— Dormi o suficiente. — Cynthia se aproximou e estava prestes a se sentar ao lado de Anselmo.
Anselmo ativou o mudo e fez um gesto.
— Espere um pouco, estou em uma reunião.
O quê?
Reunião!
Cynthia parou abruptamente e, ao perceber, recuou rapidamente alguns passos.

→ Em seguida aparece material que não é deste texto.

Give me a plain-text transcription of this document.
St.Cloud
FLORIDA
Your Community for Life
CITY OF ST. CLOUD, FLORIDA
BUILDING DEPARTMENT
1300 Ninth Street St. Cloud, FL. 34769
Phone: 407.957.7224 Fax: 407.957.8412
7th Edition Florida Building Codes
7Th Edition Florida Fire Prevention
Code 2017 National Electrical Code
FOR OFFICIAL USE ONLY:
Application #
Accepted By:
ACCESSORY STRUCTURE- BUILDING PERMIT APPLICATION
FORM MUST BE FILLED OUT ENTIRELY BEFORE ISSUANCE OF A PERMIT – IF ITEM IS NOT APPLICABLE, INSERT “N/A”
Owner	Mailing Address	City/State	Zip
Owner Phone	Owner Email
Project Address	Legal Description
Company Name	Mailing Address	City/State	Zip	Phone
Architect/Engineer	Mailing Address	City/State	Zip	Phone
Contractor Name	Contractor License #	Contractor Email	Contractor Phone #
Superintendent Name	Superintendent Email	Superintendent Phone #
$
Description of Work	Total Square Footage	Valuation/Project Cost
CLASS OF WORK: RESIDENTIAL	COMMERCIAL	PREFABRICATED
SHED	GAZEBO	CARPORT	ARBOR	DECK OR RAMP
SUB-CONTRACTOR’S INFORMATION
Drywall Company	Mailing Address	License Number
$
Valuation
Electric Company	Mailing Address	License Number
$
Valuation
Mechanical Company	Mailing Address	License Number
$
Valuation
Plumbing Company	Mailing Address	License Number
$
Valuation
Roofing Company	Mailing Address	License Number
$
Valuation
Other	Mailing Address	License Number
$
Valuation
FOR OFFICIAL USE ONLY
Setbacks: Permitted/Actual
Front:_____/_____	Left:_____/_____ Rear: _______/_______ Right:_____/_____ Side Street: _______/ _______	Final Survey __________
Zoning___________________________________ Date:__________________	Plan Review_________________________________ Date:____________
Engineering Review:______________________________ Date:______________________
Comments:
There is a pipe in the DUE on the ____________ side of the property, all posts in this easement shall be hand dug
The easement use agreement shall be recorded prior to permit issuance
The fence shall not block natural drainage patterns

— Por que não me avisou antes?
O homem deu uma risada baixa.
— Eu não sabia que você apareceria de repente.
Antes, quando ela o via trabalhando, sempre se afastava discretamente. Desta vez, ela veio de surpresa.
Cynthia ergueu os olhos para ele, sondando com cuidado.
— Eles... não ouviram nada, ouviram?
Os cantos dos lábios do homem se curvaram, e seus olhos brilhavam com um sorriso.
— Ouviram.
— Silencie o microfone, rápido! Ah, que vergonha!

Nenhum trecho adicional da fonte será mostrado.